In December she chose to visit the AU on her first trip outside Europe after taking her post, a decision she said at the time was intended to send a “strong political message” about Europe’s partnership with Africa.
Von der Leyen is in the process of preparing a new “Africa Strategy” for the EU, due to be unveiled in early March.
In her own remarks Thursday, she said the two continents were “natural partners” and stressed areas of cooperation like trade and the fight against climate change.
Later at a press conference she said she believed the two blocs could work through the disagreements Faki had pointed out.
“This is what the essence of a good partnership and a good friendship is. You build on a solid foundation with common projects you can work on, and you’re able to mark very clearly where differences are,” she said. “We try to convince but we acknowledge that there are different positions.”

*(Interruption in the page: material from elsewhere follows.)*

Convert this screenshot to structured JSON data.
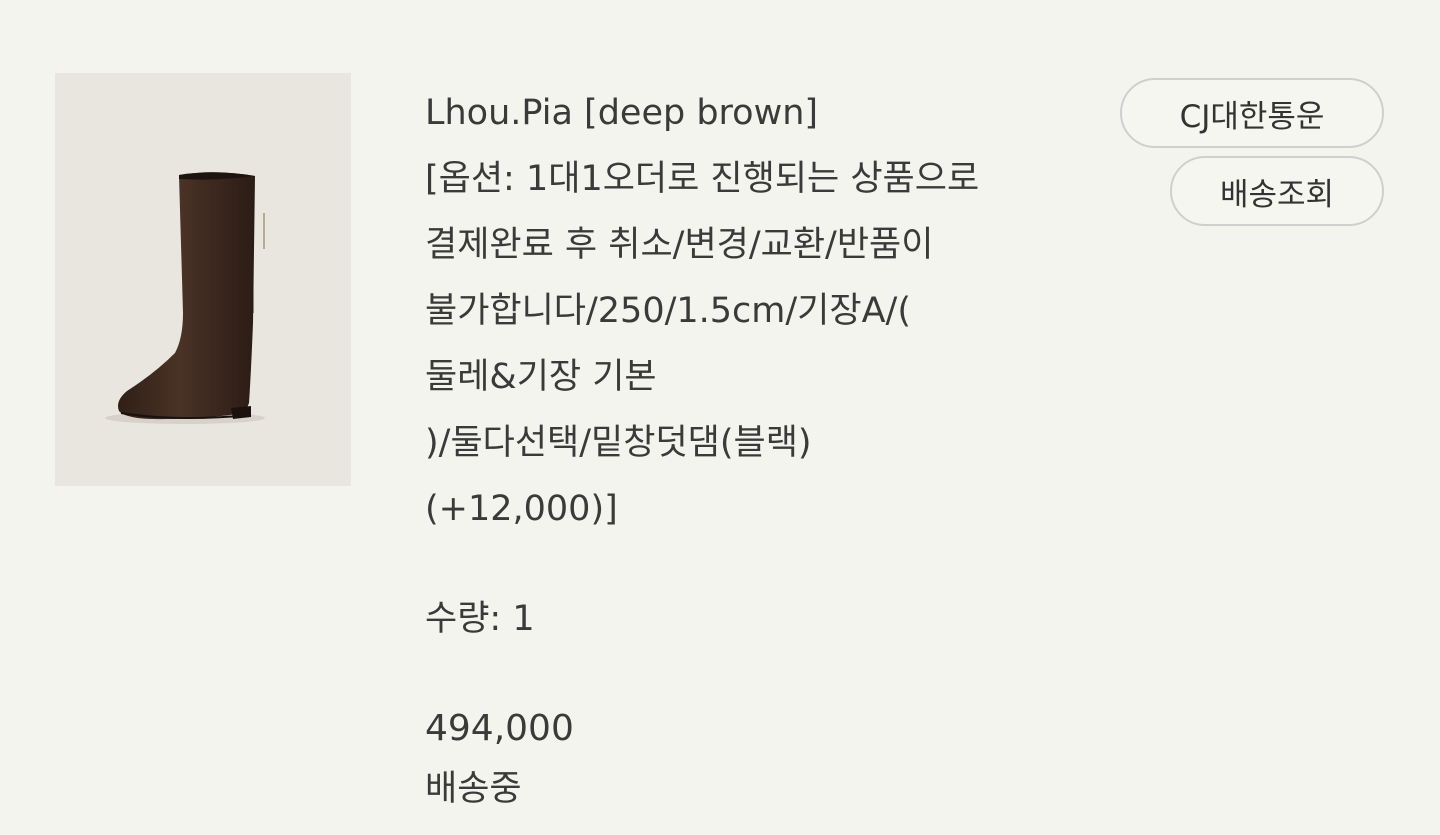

“We should not follow the notion of expecting the African Union to adapt to the European Union,” she added.
The majority of African countries criminalise same-sex sexual acts.
Various African countries have resisted efforts to try African leaders at the International Criminal Court in The Hague. In 2017, Burundi became the first country to pull out of the court altogether.
Europe will try to use Thursday’s talks to promote trade and economic cooperation in response to “the flood of Chinese investment in the continent”, said Mikaela Gavas, senior policy fellow at the Center for Global Development, an international non-profit foundation.
But the question of human rights remains a major potential barrier to deeper cooperation, Gavas said.
“African countries will not want to be lectured on governance and human rights,” she said.